As I laughed harder, he smoothed his thumbs under my cheeks. That was how I knew I was crying. “Is that so?”
“Yes. The story will be about the beautiful woman with pink messy braids and hope in her eyes who kissed the lonely man under the mistletoe and gave him a reason to believe. And he pledged to give her and their baby a lifetime of Christmases, because who says you can only celebrate once a year?”
I leaned against him, because I was finally beginni
ng to have faith that I could. That he wouldn’t have come back so many times if he didn’t truly want to stay.
“Who says,” I repeated softly as his lips met mine.
Epilogue
Ellie
CHRISTMAS EVE EVE
My breath caught on the turn into my house. Our house—a house made for a family. Something I’d never dreamed of having. Cal had indulged me in my love of Christmas decorations. I was pretty sure he might be out-Christmasing even me.
The huge oak tree at the edge of our property was decked out in about a bazillion white lights. Huge red Christmas balls and illuminated white stars swung merrily in the breeze off the water. Callum had spent one of the nice Sundays in November monkeying all over that tree to get it done. All because he found a photo in my family look book.
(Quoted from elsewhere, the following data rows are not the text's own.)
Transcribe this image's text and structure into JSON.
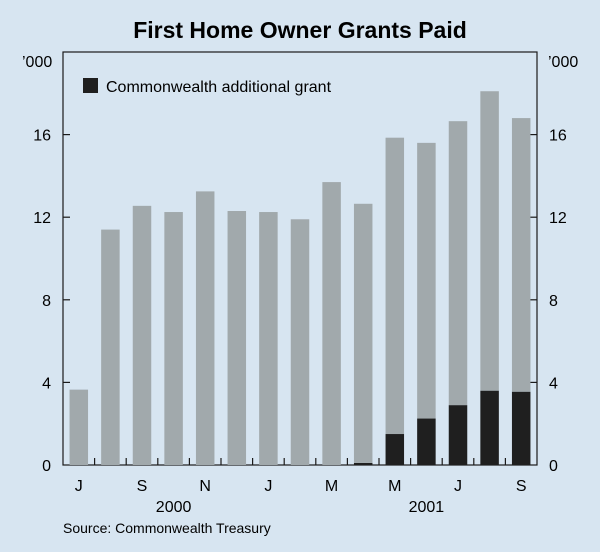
{
  "chart_data": {
    "type": "bar",
    "stacked": true,
    "title": "First Home Owner Grants Paid",
    "unit_left": "’000",
    "unit_right": "’000",
    "ylim": [
      0,
      20
    ],
    "yticks": [
      0,
      4,
      8,
      12,
      16
    ],
    "grid": false,
    "months": [
      "Jul 2000",
      "Aug 2000",
      "Sep 2000",
      "Oct 2000",
      "Nov 2000",
      "Dec 2000",
      "Jan 2001",
      "Feb 2001",
      "Mar 2001",
      "Apr 2001",
      "May 2001",
      "Jun 2001",
      "Jul 2001",
      "Aug 2001",
      "Sep 2001"
    ],
    "x_tick_labels": [
      "J",
      "",
      "S",
      "",
      "N",
      "",
      "J",
      "",
      "M",
      "",
      "M",
      "",
      "J",
      "",
      "S"
    ],
    "year_labels": [
      {
        "text": "2000",
        "index": 3
      },
      {
        "text": "2001",
        "index": 11
      }
    ],
    "series": [
      {
        "key": "additional",
        "name": "Commonwealth additional grant",
        "color": "#1f1f1f",
        "values": [
          0,
          0,
          0,
          0,
          0,
          0,
          0,
          0,
          0,
          0.1,
          1.5,
          2.25,
          2.9,
          3.6,
          3.55
        ]
      },
      {
        "key": "other",
        "color": "#a1a9ac",
        "values": [
          3.65,
          11.4,
          12.55,
          12.25,
          13.25,
          12.3,
          12.25,
          11.9,
          13.7,
          12.55,
          14.35,
          13.35,
          13.75,
          14.5,
          13.25
        ]
      }
    ],
    "legend": {
      "position": "top-left"
    },
    "source": "Source: Commonwealth Treasury"
  }
}
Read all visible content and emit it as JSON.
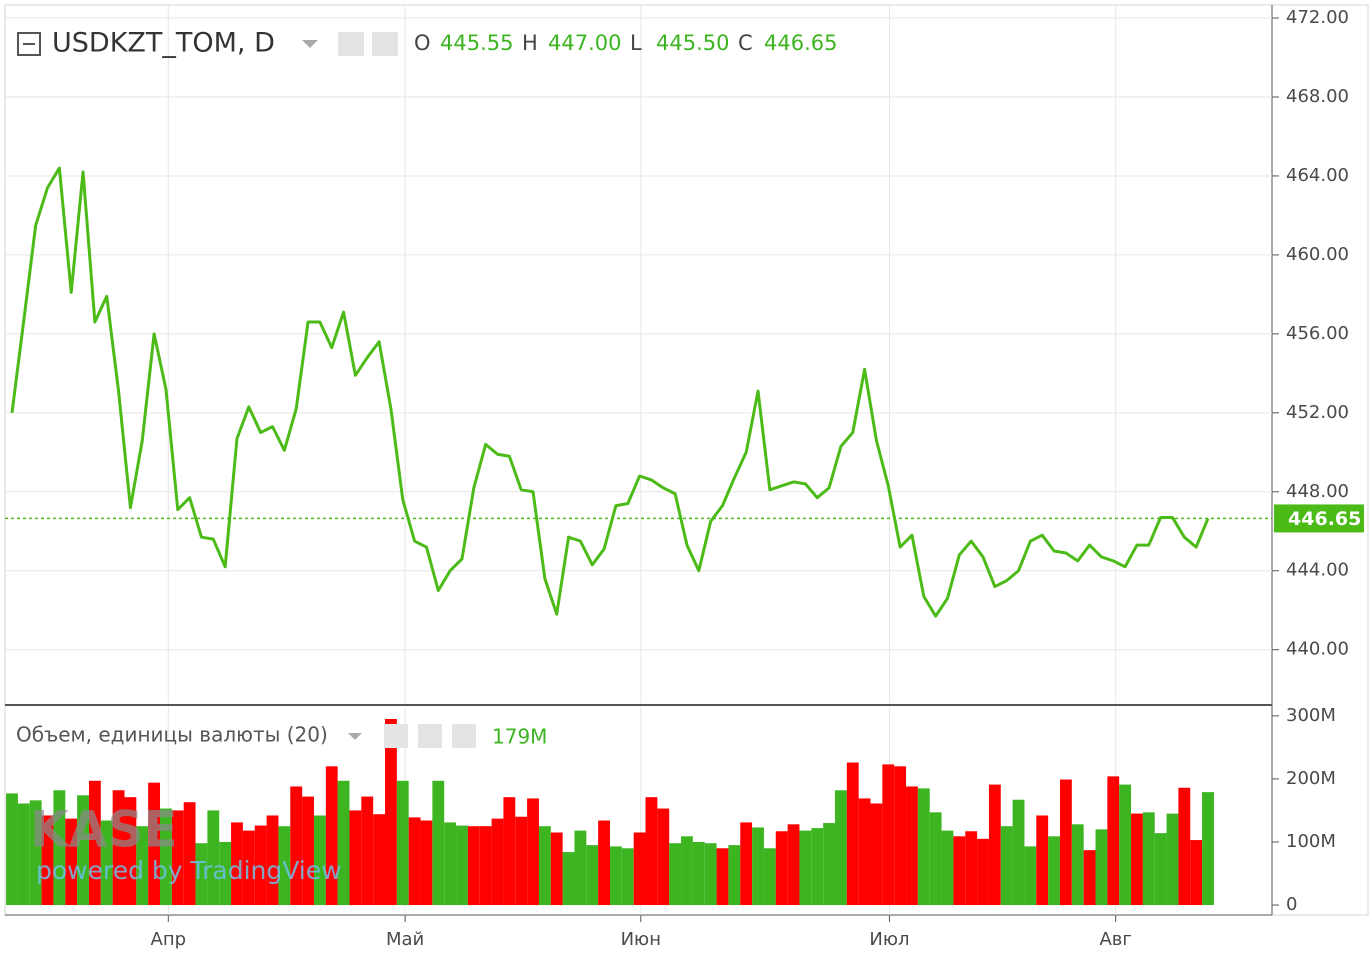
{
  "chart_data": [
    {
      "type": "line",
      "title": "USDKZT_TOM, D",
      "ohlc": [
        {
          "key": "O",
          "text": "445.55"
        },
        {
          "key": "H",
          "text": "447.00"
        },
        {
          "key": "L",
          "text": "445.50"
        },
        {
          "key": "C",
          "text": "446.65"
        }
      ],
      "series": [
        {
          "name": "USDKZT_TOM",
          "color": "#4cbb17",
          "values": [
            452.0,
            456.7,
            461.5,
            463.4,
            464.4,
            458.1,
            464.2,
            456.6,
            457.9,
            453.1,
            447.2,
            450.6,
            456.0,
            453.2,
            447.1,
            447.7,
            445.7,
            445.6,
            444.2,
            450.7,
            452.3,
            451.0,
            451.3,
            450.1,
            452.2,
            456.6,
            456.6,
            455.3,
            457.1,
            453.9,
            454.8,
            455.6,
            452.2,
            447.6,
            445.5,
            445.2,
            443.0,
            444.0,
            444.6,
            448.2,
            450.4,
            449.9,
            449.8,
            448.1,
            448.0,
            443.6,
            441.8,
            445.7,
            445.5,
            444.3,
            445.1,
            447.3,
            447.4,
            448.8,
            448.6,
            448.2,
            447.9,
            445.3,
            444.0,
            446.5,
            447.3,
            448.7,
            450.0,
            453.1,
            448.1,
            448.3,
            448.5,
            448.4,
            447.7,
            448.2,
            450.3,
            451.0,
            454.2,
            450.6,
            448.3,
            445.2,
            445.8,
            442.7,
            441.7,
            442.6,
            444.8,
            445.5,
            444.7,
            443.2,
            443.5,
            444.0,
            445.5,
            445.8,
            445.0,
            444.9,
            444.5,
            445.3,
            444.7,
            444.5,
            444.2,
            445.3,
            445.3,
            446.7,
            446.7,
            445.7,
            445.2,
            446.65
          ]
        }
      ],
      "last_price": {
        "value": 446.65,
        "label": "446.65"
      },
      "ylim": [
        437.3,
        472.66
      ],
      "yticks": [
        {
          "value": 440,
          "label": "440.00"
        },
        {
          "value": 444,
          "label": "444.00"
        },
        {
          "value": 448,
          "label": "448.00"
        },
        {
          "value": 452,
          "label": "452.00"
        },
        {
          "value": 456,
          "label": "456.00"
        },
        {
          "value": 460,
          "label": "460.00"
        },
        {
          "value": 464,
          "label": "464.00"
        },
        {
          "value": 468,
          "label": "468.00"
        },
        {
          "value": 472,
          "label": "472.00"
        }
      ],
      "grid": true,
      "watermark": [
        "KASE",
        "powered by TradingView"
      ]
    },
    {
      "type": "bar",
      "title": "Объем, единицы валюты (20)",
      "last_label": "179M",
      "values": [
        177,
        161,
        166,
        142,
        182,
        137,
        174,
        197,
        134,
        182,
        171,
        125,
        194,
        153,
        150,
        163,
        98,
        150,
        100,
        131,
        118,
        126,
        142,
        125,
        188,
        172,
        142,
        220,
        197,
        150,
        172,
        144,
        295,
        197,
        139,
        134,
        197,
        131,
        126,
        125,
        125,
        137,
        171,
        140,
        169,
        125,
        115,
        84,
        118,
        95,
        134,
        93,
        90,
        115,
        171,
        153,
        98,
        109,
        100,
        98,
        90,
        95,
        131,
        123,
        90,
        117,
        128,
        118,
        122,
        130,
        182,
        226,
        169,
        161,
        223,
        220,
        188,
        185,
        147,
        118,
        109,
        117,
        105,
        191,
        125,
        167,
        93,
        142,
        109,
        199,
        128,
        87,
        120,
        204,
        191,
        145,
        147,
        114,
        145,
        186,
        103,
        179
      ],
      "colors": [
        "#3cb521",
        "#3cb521",
        "#3cb521",
        "#ff0000",
        "#3cb521",
        "#ff0000",
        "#3cb521",
        "#ff0000",
        "#3cb521",
        "#ff0000",
        "#ff0000",
        "#3cb521",
        "#ff0000",
        "#3cb521",
        "#ff0000",
        "#ff0000",
        "#3cb521",
        "#3cb521",
        "#3cb521",
        "#ff0000",
        "#ff0000",
        "#ff0000",
        "#ff0000",
        "#3cb521",
        "#ff0000",
        "#ff0000",
        "#3cb521",
        "#ff0000",
        "#3cb521",
        "#ff0000",
        "#ff0000",
        "#ff0000",
        "#ff0000",
        "#3cb521",
        "#ff0000",
        "#ff0000",
        "#3cb521",
        "#3cb521",
        "#3cb521",
        "#ff0000",
        "#ff0000",
        "#ff0000",
        "#ff0000",
        "#ff0000",
        "#ff0000",
        "#3cb521",
        "#ff0000",
        "#3cb521",
        "#3cb521",
        "#3cb521",
        "#ff0000",
        "#3cb521",
        "#3cb521",
        "#ff0000",
        "#ff0000",
        "#ff0000",
        "#3cb521",
        "#3cb521",
        "#3cb521",
        "#3cb521",
        "#ff0000",
        "#3cb521",
        "#ff0000",
        "#3cb521",
        "#3cb521",
        "#ff0000",
        "#ff0000",
        "#3cb521",
        "#3cb521",
        "#3cb521",
        "#3cb521",
        "#ff0000",
        "#ff0000",
        "#ff0000",
        "#ff0000",
        "#ff0000",
        "#ff0000",
        "#3cb521",
        "#3cb521",
        "#3cb521",
        "#ff0000",
        "#ff0000",
        "#ff0000",
        "#ff0000",
        "#3cb521",
        "#3cb521",
        "#3cb521",
        "#ff0000",
        "#3cb521",
        "#ff0000",
        "#3cb521",
        "#ff0000",
        "#3cb521",
        "#ff0000",
        "#3cb521",
        "#ff0000",
        "#3cb521",
        "#3cb521",
        "#3cb521",
        "#ff0000",
        "#ff0000",
        "#3cb521"
      ],
      "ylim": [
        -15.8,
        314
      ],
      "yticks": [
        0,
        {
          "value": 100,
          "label": "100M"
        },
        {
          "value": 200,
          "label": "200M"
        },
        {
          "value": 300,
          "label": "300M"
        }
      ],
      "xticks": [
        {
          "value": 13.2,
          "label": "Апр"
        },
        {
          "value": 33.2,
          "label": "Май"
        },
        {
          "value": 53.1,
          "label": "Июн"
        },
        {
          "value": 74.1,
          "label": "Июл"
        },
        {
          "value": 93.2,
          "label": "Авг"
        }
      ],
      "grid": true
    }
  ]
}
Well, it was sort of ours now.
Photos for inspiration that I’d found in magazines and printed out from online made up the book, just like with my hair-focused one. I knew Pinterest would be easier, but it had seemed to be the perfect joint planning thing for us as we’d gotten to know each other over the last year. He sneaked in sketches, and I went for glossy photos.
His brothers—who were just as insane as he’d warned me—had come to help decorate while his mom and I stayed on a quilt with the babies.
Yeah, babies. Plural.
Wouldn’t have pegged me spending my pregnancy bonding with my mother-in-law-to-be through thick ankles, stretch marks, and late night cravings, but I had. Cal had gotten the news that his mother was pregnant a day after we’d taken our test. We’d gone to tell his folks, and they’d had a special update of their own.
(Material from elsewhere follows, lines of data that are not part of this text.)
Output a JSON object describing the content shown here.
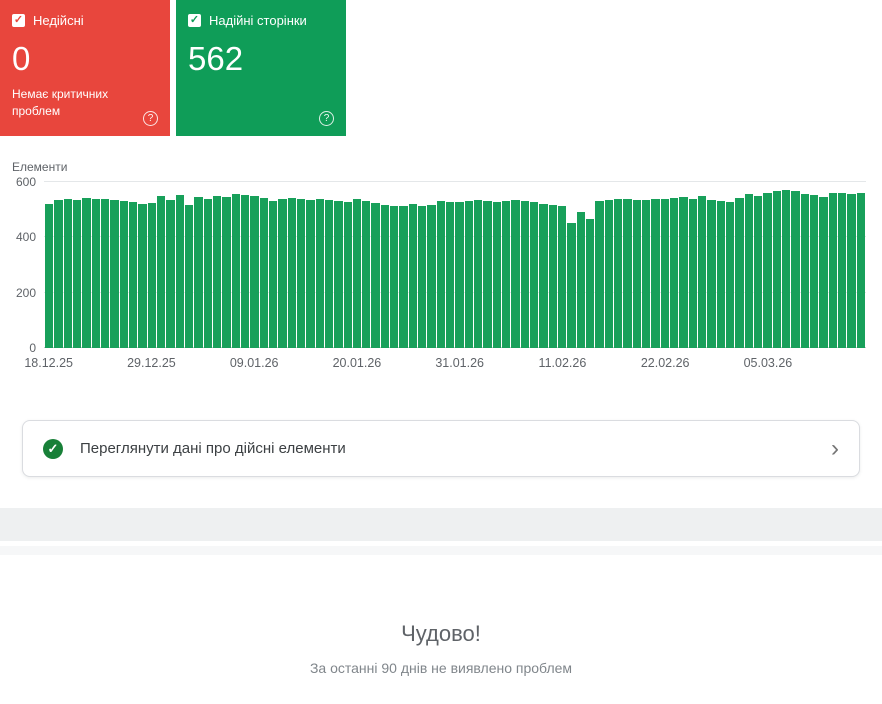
{
  "cards": {
    "invalid": {
      "label": "Недійсні",
      "value": "0",
      "subtitle": "Немає критичних проблем",
      "color": "#e8463d"
    },
    "valid": {
      "label": "Надійні сторінки",
      "value": "562",
      "color": "#0f9d58"
    }
  },
  "icons": {
    "checkbox_check": "✓",
    "help": "?",
    "banner_check": "✓",
    "chevron_right": "›"
  },
  "chart_data": {
    "type": "bar",
    "title": "Елементи",
    "xlabel": "",
    "ylabel": "",
    "ylim": [
      0,
      600
    ],
    "yticks": [
      0,
      200,
      400,
      600
    ],
    "grid": true,
    "legend": "none",
    "x_labels": [
      "18.12.25",
      "29.12.25",
      "09.01.26",
      "20.01.26",
      "31.01.26",
      "11.02.26",
      "22.02.26",
      "05.03.26"
    ],
    "x_label_indices": [
      0,
      11,
      22,
      33,
      44,
      55,
      66,
      77
    ],
    "series": [
      {
        "name": "Надійні сторінки",
        "color": "#18a05a",
        "values": [
          522,
          536,
          540,
          534,
          542,
          538,
          540,
          536,
          532,
          528,
          520,
          524,
          548,
          534,
          552,
          518,
          546,
          540,
          550,
          546,
          556,
          552,
          548,
          544,
          532,
          540,
          544,
          538,
          534,
          540,
          536,
          532,
          528,
          540,
          530,
          524,
          518,
          514,
          512,
          520,
          512,
          516,
          530,
          526,
          528,
          532,
          534,
          530,
          528,
          532,
          534,
          530,
          526,
          522,
          516,
          512,
          452,
          490,
          468,
          532,
          536,
          540,
          538,
          534,
          536,
          540,
          538,
          542,
          546,
          540,
          548,
          536,
          530,
          526,
          542,
          556,
          548,
          560,
          568,
          572,
          566,
          558,
          552,
          546,
          560,
          562,
          558,
          562
        ]
      }
    ]
  },
  "banner": {
    "text": "Переглянути дані про дійсні елементи",
    "icon_color": "#188038"
  },
  "footer": {
    "title": "Чудово!",
    "subtitle": "За останні 90 днів не виявлено проблем"
  }
}
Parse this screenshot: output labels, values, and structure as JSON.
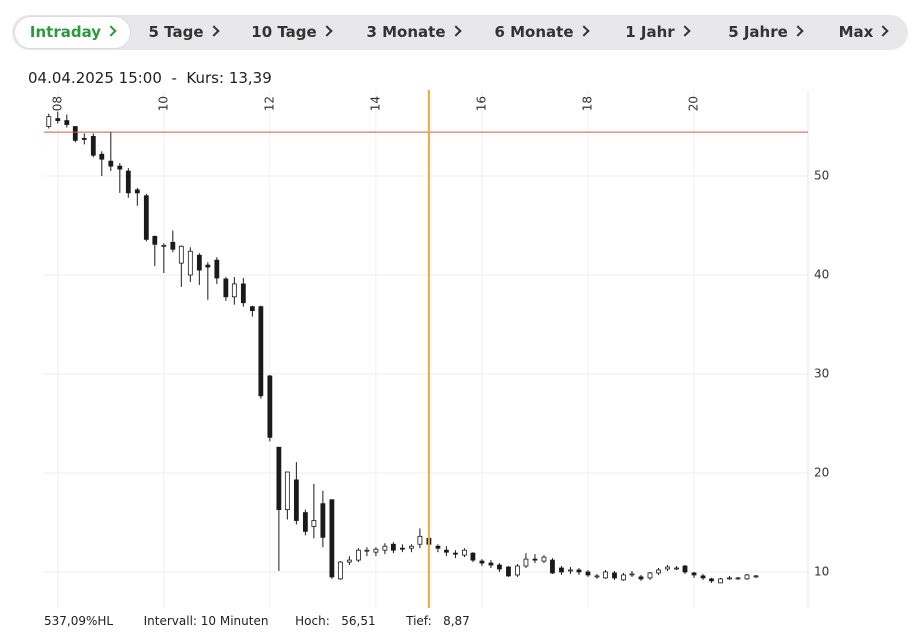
{
  "tabs": [
    "Intraday",
    "5 Tage",
    "10 Tage",
    "3 Monate",
    "6 Monate",
    "1 Jahr",
    "5 Jahre",
    "Max"
  ],
  "active_tab": "Intraday",
  "header": {
    "datetime": "04.04.2025 15:00",
    "separator": "-",
    "kurs_label": "Kurs:",
    "kurs_value": "13,39"
  },
  "footer": {
    "range": "537,09%HL",
    "interval": "Intervall: 10 Minuten",
    "high_label": "Hoch:",
    "high_value": "56,51",
    "low_label": "Tief:",
    "low_value": "8,87"
  },
  "chart_data": {
    "type": "candlestick",
    "x": [
      7.83,
      8,
      8.17,
      8.33,
      8.5,
      8.67,
      8.83,
      9,
      9.17,
      9.33,
      9.5,
      9.67,
      9.83,
      10,
      10.17,
      10.33,
      10.5,
      10.67,
      10.83,
      11,
      11.17,
      11.33,
      11.5,
      11.67,
      11.83,
      12,
      12.17,
      12.33,
      12.5,
      12.67,
      12.83,
      13,
      13.17,
      13.33,
      13.5,
      13.67,
      13.83,
      14,
      14.17,
      14.33,
      14.5,
      14.67,
      14.83,
      15,
      15.17,
      15.33,
      15.5,
      15.67,
      15.83,
      16,
      16.17,
      16.33,
      16.5,
      16.67,
      16.83,
      17,
      17.17,
      17.33,
      17.5,
      17.67,
      17.83,
      18,
      18.17,
      18.33,
      18.5,
      18.67,
      18.83,
      19,
      19.17,
      19.33,
      19.5,
      19.67,
      19.83,
      20,
      20.17,
      20.33,
      20.5,
      20.67,
      20.83,
      21,
      21.17
    ],
    "open": [
      55.0,
      55.8,
      55.6,
      55.0,
      53.8,
      54.0,
      52.2,
      51.5,
      51.0,
      50.5,
      48.6,
      48.0,
      43.9,
      43.0,
      43.3,
      41.2,
      40.0,
      42.0,
      41.0,
      41.5,
      39.6,
      37.8,
      39.1,
      36.8,
      36.8,
      29.8,
      22.6,
      16.3,
      19.3,
      16.0,
      14.6,
      16.9,
      17.3,
      9.3,
      11.0,
      11.2,
      12.1,
      12.0,
      12.2,
      12.8,
      12.4,
      12.4,
      12.8,
      13.4,
      12.6,
      12.2,
      11.9,
      11.7,
      11.9,
      11.1,
      10.9,
      10.7,
      10.5,
      9.7,
      10.6,
      11.3,
      11.1,
      11.2,
      10.4,
      10.1,
      10.2,
      10.0,
      9.6,
      9.4,
      9.9,
      9.2,
      9.7,
      9.5,
      9.4,
      9.9,
      10.3,
      10.4,
      10.6,
      9.9,
      9.6,
      9.3,
      8.9,
      9.3,
      9.3,
      9.3,
      9.5
    ],
    "high": [
      56.3,
      56.5,
      56.2,
      55.0,
      54.3,
      54.3,
      52.5,
      54.5,
      51.3,
      50.8,
      48.8,
      48.2,
      44.0,
      43.2,
      44.5,
      43.0,
      42.8,
      42.2,
      41.3,
      41.8,
      39.8,
      39.8,
      39.7,
      36.9,
      36.9,
      29.9,
      22.6,
      20.1,
      21.1,
      16.3,
      18.9,
      18.2,
      17.3,
      11.1,
      11.6,
      12.4,
      12.5,
      12.5,
      12.9,
      13.0,
      12.8,
      12.8,
      14.4,
      13.6,
      12.8,
      12.6,
      12.2,
      12.4,
      12.0,
      11.3,
      11.2,
      10.9,
      10.6,
      10.8,
      11.9,
      11.8,
      11.7,
      11.4,
      10.6,
      10.5,
      10.4,
      10.2,
      9.8,
      10.2,
      10.1,
      9.9,
      10.1,
      9.7,
      10.0,
      10.4,
      10.7,
      10.6,
      10.7,
      10.0,
      9.8,
      9.4,
      9.4,
      9.6,
      9.5,
      9.8,
      9.7
    ],
    "low": [
      54.8,
      55.3,
      54.9,
      53.4,
      53.2,
      51.9,
      50.0,
      50.5,
      48.3,
      47.8,
      47.0,
      43.4,
      40.9,
      40.2,
      42.3,
      38.8,
      39.3,
      39.0,
      37.5,
      39.1,
      37.4,
      37.0,
      36.8,
      35.8,
      27.5,
      23.2,
      10.1,
      15.3,
      14.8,
      13.7,
      13.4,
      12.5,
      9.3,
      9.2,
      10.7,
      11.0,
      11.6,
      11.6,
      11.8,
      11.9,
      12.0,
      12.0,
      12.4,
      12.6,
      12.0,
      11.6,
      11.4,
      11.5,
      11.0,
      10.6,
      10.4,
      10.0,
      9.5,
      9.5,
      10.4,
      10.9,
      10.9,
      9.8,
      9.7,
      9.8,
      9.7,
      9.5,
      9.3,
      9.3,
      9.2,
      9.1,
      9.5,
      9.1,
      9.2,
      9.7,
      10.1,
      10.2,
      9.8,
      9.4,
      9.2,
      8.9,
      8.87,
      9.2,
      9.2,
      9.2,
      9.4
    ],
    "close": [
      56.0,
      55.6,
      55.2,
      53.6,
      53.7,
      52.1,
      51.7,
      51.0,
      50.7,
      48.3,
      48.3,
      43.6,
      43.1,
      43.0,
      42.6,
      42.9,
      42.4,
      40.5,
      40.8,
      39.7,
      37.8,
      39.1,
      37.2,
      36.4,
      27.8,
      23.6,
      16.3,
      20.1,
      15.2,
      14.1,
      15.2,
      13.5,
      9.5,
      11.0,
      11.2,
      12.2,
      12.2,
      12.3,
      12.6,
      12.2,
      12.3,
      12.6,
      13.6,
      12.8,
      12.4,
      12.0,
      11.8,
      12.2,
      11.2,
      10.9,
      10.7,
      10.3,
      9.6,
      10.6,
      11.3,
      11.2,
      11.5,
      9.9,
      10.0,
      10.2,
      10.0,
      9.7,
      9.6,
      10.0,
      9.4,
      9.7,
      9.8,
      9.3,
      9.9,
      10.2,
      10.5,
      10.4,
      10.0,
      9.7,
      9.4,
      9.1,
      9.3,
      9.4,
      9.4,
      9.7,
      9.6
    ],
    "up_color": "#ffffff",
    "down_color": "#1a1a1a",
    "wick_color": "#1a1a1a",
    "xlim": [
      7.74,
      22.15
    ],
    "ylim": [
      6.36,
      58.69
    ],
    "xticks": [
      {
        "value": 8,
        "label": "08"
      },
      10,
      12,
      14,
      16,
      18,
      20
    ],
    "yticks": [
      10,
      20,
      30,
      40,
      50
    ],
    "grid": true,
    "reference_line": {
      "value": 54.44,
      "color": "#d9534f"
    },
    "crosshair": {
      "x": 15,
      "color": "#f2a93b"
    }
  }
}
Cal and his dad had worn matching stunned expressions for a few weeks.
His mom had given birth to Cal early in life, and while she wasn’t the oldest mother in the medical journals, she’d astounded our obstetrician with how easily she’d made it through the pregnancy. I guessed after triplets, anything was easy. And because I didn’t have a doctor of my own, we’d just ended up doing our entire pregnancies together, right down to the office visits.
But my fiancé had a master’s degree in adapting. He happened to have one in Mythology as well. If he ever finished his thesis for his PhD, he’d be a full-fledged doctor too.